What is comperative genomics and what is the general motivation behind it?

Answer 1

The study of the relationship of genome structure and function across different biological species or strains.

It is done by studying evolution.

Motivation:
Transfer knowledge from and to simpler model organisms

Question 2

What is sanger sequencing?

Answer 2

Chain termination method: Marked dideoxynucleotides that will stop the strand synthesis

1977 first sequenced DNA genome of a Phage (small viral genomes that only encode 4-10 genes)

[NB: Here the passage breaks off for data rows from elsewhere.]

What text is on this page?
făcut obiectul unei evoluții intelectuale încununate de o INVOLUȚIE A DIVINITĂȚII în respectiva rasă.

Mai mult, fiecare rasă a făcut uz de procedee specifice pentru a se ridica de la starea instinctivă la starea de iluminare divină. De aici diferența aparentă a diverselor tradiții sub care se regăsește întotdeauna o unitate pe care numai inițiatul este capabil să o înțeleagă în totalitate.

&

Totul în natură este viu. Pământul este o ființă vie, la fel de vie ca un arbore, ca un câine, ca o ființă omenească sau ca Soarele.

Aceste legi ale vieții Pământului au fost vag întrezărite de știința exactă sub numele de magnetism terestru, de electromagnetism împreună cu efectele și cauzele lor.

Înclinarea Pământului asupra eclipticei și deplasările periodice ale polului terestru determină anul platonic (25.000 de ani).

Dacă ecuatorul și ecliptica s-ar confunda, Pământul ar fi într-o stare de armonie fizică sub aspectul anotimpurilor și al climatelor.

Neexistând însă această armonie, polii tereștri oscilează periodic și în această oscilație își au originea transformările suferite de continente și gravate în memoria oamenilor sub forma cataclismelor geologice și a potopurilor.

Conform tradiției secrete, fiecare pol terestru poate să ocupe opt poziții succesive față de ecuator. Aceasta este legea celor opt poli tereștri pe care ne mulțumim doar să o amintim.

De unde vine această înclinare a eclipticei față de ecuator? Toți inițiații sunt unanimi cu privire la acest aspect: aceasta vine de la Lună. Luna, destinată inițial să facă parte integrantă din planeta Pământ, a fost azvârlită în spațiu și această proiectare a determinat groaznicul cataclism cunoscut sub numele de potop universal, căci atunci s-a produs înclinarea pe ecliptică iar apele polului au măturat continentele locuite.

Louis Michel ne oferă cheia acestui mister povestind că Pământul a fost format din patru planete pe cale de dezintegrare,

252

• capillary-based, semi-automated
• bottleneck: DNA fragments need to be cloned and amplified in bacteria
• simultaneous electrophoresis in 96 or 384 independent capillaries

→ sets limits to parallelization

Question 3

What is next generation sequencing (NGS)?

Answer 3

aka deep-sequencing, high-throughput sequencing

• 500 Mb – 600 Gb / sequencing run possible
• major genome centers: 1’000 sequences per second
• → trick: massively parallel cyclic-array sequencing

Question 4

What are global advantages and disadvantages of NGS relative to Sanger?

Answer 4

Global advantages:

• in vitro construction of sequencing library
• in vitro clonal amplification
• array-based sequencing → much higher degree of parallelism
  (hundreds of millions of sequencing reads)
• array features are immobilized → can be enzymatically manipulated by a single reagent volume
• lower costs for DNA sequencing (10 - 250 times cheaper)

Disadvantages:

• short read-length (30 – 350 bp)
• accuracy at least 10-fold lower than by Sanger sequencing

Question 5

What is 3rd generation sequencing?

Answer 5

Single-molecule-sequencing without need to pause between read steps

Goals:

• higher throughput
• faster turnaround time (sequencing metazoan genomes in minutes)
• longer read lengths
• higher accuracy
• small amount of starting material (theoretically one molecule needed)
• low cost (< 100 $ for one human genome !!)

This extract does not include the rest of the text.